Today London bullion prices erased Friday's late 1.2% drop after the London bullion auction at 3pm to hit a new high of $4,346 an ounce.
As a result, the safe-haven metal rose 2.5% from last Friday, marking its fifth straight week of gains.
The price of silver, which now finds almost 60% of its annual demand in industrial use, also recovered much of Friday's surprise slide, hitting a peak above $ 64 an ounce in London today, after reaching $ 64.65 at the peak of last week.
Friday's trading volume on US Comex silver futures and options rose to a daily high.
Silver futures trading volume on the Shanghai Futures Exchange (SHFE) jumped to the highest since May 2024 today, while the price of bullion on the Shanghai Stock Exchange fell 1.1% in yuan terms from Friday's new all-time high on the SGE benchmark of 14,910 yuan per gram.
"Silver is supported by continued demand for real assets and tight supply opportunities supporting its price," the strategy team at derivatives platform Saxo Bank said in a recent note.
Silver-backed giant SLV ETF rose 0.1% last week to its highest level since July 2022 and rose 3.1% for the month, its fastest pace since all of June.

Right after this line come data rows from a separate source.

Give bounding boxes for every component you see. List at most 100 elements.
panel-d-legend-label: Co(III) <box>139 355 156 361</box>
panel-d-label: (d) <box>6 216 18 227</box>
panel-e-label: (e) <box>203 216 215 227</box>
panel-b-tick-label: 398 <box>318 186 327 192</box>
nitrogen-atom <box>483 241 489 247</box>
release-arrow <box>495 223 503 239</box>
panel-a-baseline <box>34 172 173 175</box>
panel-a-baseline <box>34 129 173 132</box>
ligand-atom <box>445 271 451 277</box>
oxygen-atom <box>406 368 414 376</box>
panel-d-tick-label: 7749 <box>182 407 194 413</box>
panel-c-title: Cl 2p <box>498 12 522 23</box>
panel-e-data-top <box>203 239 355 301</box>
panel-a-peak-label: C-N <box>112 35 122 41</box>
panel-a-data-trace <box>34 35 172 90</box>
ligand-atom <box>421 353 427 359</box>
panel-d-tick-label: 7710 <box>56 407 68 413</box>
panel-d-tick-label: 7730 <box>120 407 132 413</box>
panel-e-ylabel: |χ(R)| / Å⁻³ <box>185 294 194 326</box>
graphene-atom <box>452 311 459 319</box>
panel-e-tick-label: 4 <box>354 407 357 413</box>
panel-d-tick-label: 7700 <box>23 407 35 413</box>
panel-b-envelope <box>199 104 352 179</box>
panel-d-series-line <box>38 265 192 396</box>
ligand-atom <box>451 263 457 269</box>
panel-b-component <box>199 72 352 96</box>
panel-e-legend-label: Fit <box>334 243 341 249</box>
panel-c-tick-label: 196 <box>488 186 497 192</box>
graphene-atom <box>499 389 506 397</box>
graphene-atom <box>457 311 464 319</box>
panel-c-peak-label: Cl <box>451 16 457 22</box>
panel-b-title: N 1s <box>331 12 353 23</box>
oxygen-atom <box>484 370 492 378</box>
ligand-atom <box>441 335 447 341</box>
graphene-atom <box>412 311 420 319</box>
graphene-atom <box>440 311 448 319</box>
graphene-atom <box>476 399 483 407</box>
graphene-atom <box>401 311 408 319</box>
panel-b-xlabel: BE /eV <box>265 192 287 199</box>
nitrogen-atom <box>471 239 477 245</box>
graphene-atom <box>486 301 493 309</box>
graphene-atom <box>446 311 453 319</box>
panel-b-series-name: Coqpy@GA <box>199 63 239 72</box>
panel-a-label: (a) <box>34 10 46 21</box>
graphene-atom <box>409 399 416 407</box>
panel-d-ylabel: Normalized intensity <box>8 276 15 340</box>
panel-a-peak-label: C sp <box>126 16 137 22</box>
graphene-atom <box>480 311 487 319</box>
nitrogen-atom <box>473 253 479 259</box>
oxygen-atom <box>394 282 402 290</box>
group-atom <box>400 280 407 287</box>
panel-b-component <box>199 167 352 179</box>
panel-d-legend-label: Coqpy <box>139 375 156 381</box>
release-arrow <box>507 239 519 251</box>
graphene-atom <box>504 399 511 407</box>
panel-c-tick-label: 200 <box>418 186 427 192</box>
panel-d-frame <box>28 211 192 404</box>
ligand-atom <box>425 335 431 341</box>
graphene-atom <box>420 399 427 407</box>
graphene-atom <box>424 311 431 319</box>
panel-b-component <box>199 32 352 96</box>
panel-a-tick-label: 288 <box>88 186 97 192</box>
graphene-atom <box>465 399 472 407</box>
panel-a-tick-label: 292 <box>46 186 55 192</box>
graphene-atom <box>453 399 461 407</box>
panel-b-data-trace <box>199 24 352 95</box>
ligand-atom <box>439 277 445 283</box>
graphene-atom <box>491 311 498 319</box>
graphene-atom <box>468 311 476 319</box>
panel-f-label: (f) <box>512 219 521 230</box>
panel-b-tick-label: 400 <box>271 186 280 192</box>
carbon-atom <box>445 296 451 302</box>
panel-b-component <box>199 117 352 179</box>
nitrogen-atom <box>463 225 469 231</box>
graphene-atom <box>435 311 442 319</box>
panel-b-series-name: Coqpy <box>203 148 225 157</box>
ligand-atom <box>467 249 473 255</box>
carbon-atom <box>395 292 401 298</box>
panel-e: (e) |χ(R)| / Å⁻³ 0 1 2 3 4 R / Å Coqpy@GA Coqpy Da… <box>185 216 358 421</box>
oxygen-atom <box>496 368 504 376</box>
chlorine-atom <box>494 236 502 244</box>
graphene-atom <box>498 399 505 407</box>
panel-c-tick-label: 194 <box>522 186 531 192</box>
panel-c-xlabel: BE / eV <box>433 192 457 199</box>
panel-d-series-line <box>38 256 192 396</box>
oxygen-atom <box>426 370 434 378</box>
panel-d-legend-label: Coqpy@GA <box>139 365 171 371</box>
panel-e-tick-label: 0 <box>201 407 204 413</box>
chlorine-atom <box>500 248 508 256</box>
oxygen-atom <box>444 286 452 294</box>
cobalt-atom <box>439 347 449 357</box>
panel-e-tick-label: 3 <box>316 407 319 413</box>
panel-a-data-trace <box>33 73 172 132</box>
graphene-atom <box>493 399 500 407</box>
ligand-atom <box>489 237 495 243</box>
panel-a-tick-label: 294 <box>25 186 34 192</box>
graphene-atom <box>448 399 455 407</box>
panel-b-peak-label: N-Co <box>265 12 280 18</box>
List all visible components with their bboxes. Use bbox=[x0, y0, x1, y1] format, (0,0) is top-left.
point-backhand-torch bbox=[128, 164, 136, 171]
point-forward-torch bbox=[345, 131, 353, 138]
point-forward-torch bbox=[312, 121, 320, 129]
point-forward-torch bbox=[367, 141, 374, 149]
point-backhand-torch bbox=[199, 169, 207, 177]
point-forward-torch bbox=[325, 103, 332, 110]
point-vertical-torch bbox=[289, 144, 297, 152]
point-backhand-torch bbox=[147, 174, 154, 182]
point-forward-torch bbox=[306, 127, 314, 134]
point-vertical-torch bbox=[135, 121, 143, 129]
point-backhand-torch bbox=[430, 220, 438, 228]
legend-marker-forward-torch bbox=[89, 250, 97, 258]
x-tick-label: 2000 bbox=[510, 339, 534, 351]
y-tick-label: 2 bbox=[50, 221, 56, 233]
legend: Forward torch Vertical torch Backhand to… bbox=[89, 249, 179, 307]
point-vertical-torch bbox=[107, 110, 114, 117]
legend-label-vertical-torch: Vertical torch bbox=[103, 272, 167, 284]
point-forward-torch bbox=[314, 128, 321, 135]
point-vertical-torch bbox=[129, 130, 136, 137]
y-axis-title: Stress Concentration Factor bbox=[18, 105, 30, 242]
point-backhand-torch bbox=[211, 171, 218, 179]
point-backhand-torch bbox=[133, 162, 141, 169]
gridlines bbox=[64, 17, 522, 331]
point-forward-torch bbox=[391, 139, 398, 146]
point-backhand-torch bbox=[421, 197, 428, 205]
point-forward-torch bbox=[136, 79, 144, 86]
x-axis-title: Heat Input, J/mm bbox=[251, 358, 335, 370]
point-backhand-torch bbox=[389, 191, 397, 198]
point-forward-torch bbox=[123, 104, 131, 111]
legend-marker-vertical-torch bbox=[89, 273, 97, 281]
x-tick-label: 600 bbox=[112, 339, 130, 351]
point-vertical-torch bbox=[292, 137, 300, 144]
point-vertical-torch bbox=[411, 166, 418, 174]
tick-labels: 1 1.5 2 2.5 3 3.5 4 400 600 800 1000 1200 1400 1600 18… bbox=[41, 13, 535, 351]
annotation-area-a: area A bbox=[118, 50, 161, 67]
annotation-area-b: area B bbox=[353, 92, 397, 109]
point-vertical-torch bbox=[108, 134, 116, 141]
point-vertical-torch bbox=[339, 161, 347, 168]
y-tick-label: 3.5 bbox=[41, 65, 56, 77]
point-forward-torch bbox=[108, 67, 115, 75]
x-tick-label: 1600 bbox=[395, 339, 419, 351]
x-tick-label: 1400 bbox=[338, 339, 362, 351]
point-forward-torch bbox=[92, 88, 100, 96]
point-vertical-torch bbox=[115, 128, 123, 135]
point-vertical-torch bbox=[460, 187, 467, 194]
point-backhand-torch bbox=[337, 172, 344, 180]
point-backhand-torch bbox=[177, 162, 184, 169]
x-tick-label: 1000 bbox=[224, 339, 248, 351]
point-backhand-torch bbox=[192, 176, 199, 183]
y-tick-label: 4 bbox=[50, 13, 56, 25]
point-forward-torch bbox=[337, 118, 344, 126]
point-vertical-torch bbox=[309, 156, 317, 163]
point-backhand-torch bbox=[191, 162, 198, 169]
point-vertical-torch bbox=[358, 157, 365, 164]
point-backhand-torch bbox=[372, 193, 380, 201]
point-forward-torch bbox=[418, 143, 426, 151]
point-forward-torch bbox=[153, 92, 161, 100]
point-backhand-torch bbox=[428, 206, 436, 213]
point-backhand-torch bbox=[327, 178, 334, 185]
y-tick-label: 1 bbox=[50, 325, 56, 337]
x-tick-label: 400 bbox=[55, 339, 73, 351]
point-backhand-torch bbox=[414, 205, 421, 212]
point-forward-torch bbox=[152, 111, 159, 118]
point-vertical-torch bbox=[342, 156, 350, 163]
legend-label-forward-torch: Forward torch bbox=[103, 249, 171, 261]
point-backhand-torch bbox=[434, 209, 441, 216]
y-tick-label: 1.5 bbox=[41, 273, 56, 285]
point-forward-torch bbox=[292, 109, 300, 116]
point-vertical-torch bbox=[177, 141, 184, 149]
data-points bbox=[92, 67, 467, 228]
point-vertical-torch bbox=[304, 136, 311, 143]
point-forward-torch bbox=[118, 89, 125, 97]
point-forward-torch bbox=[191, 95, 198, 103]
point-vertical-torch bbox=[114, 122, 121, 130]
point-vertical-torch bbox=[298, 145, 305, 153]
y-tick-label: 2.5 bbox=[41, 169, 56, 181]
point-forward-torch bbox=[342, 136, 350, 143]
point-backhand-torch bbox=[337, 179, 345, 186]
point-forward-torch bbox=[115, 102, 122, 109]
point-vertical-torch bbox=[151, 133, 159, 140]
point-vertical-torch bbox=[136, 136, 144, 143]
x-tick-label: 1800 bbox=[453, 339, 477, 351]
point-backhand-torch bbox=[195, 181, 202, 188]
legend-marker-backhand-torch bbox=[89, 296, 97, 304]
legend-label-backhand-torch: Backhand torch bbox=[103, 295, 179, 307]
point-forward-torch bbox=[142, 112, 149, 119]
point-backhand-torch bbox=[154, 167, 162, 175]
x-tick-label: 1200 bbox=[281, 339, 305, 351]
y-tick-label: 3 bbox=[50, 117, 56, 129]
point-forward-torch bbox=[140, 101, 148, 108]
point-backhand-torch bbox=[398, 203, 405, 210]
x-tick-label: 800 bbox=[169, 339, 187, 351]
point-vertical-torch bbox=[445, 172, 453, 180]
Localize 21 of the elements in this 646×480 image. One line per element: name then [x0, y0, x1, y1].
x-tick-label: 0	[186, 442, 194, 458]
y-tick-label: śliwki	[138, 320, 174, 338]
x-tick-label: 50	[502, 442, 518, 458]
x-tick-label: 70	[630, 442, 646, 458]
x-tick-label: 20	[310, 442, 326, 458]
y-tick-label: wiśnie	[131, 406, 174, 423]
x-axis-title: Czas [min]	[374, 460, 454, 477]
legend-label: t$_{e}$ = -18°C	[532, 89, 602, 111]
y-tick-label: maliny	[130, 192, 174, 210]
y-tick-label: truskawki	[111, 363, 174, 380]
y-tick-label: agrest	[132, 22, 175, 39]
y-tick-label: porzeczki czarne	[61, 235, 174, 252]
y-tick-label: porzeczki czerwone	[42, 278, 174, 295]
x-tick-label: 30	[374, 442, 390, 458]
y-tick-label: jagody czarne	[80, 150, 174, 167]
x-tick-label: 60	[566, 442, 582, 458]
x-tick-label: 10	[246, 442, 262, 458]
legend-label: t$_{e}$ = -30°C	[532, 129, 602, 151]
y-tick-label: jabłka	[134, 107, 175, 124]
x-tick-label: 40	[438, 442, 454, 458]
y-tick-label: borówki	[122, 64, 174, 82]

The most industrialized precious metal rose 11.0% in London last week, the largest increase since the peak of the first wave of the Covid crisis in August 2020.
"Undoubtedly the main driver of Friday's increase was a strong silver rally," said Bruce Ikemizu, editor-in-chief of the Japan Bullion Market Association, noting that silver trading volume on the Comex rose to a new price last week.
ETF-backed trusts also rose last week, recovering from levels reached by record prices for the precious metal in mid-October, with giants SPDR Gold Trust (NYSEArca: GLD ) and iShares Gold ETF (NYSEArca: IAU ) seeing net investor inflows of 0.3% and 1.1%, respectively.
ON SGE continued to trade just below China's all-time high from October 17 today, rising 1.3% to 978 yen per gram.
Asian stocks fell, after Wall Street fell on Friday, led by high AI prices.
European shares rose with the Stoxx pan 600 up 0.8% on Monday, while US stock futures also rose.
The price of the euro hit a new record high on Friday at the London auction at 3,702 euros, while the UK price in pounds per ounce made up the bulk of the losses recorded in the final session of the previous session.It fell to a new high of 3,251 pounds.
In the final week before Christmas and after last week's much-anticipated dollar rate cut by the US Fed, markets will turn their attention to the Bank of England and European Central Bank meetings on Thursday, which are expected to result in a 0.25% cut for the UK, while the 20-nation eurozone is unchanged, followed by the Bank of Japan on Friday, which traders favor.interest rate increase by 0.25%.
U.S. jobs data for November will be released on Tuesday, the first major reading on labor market conditions in the world's largest economies since the government shutdown, followed by the U.S. consumer price index for November on Thursday.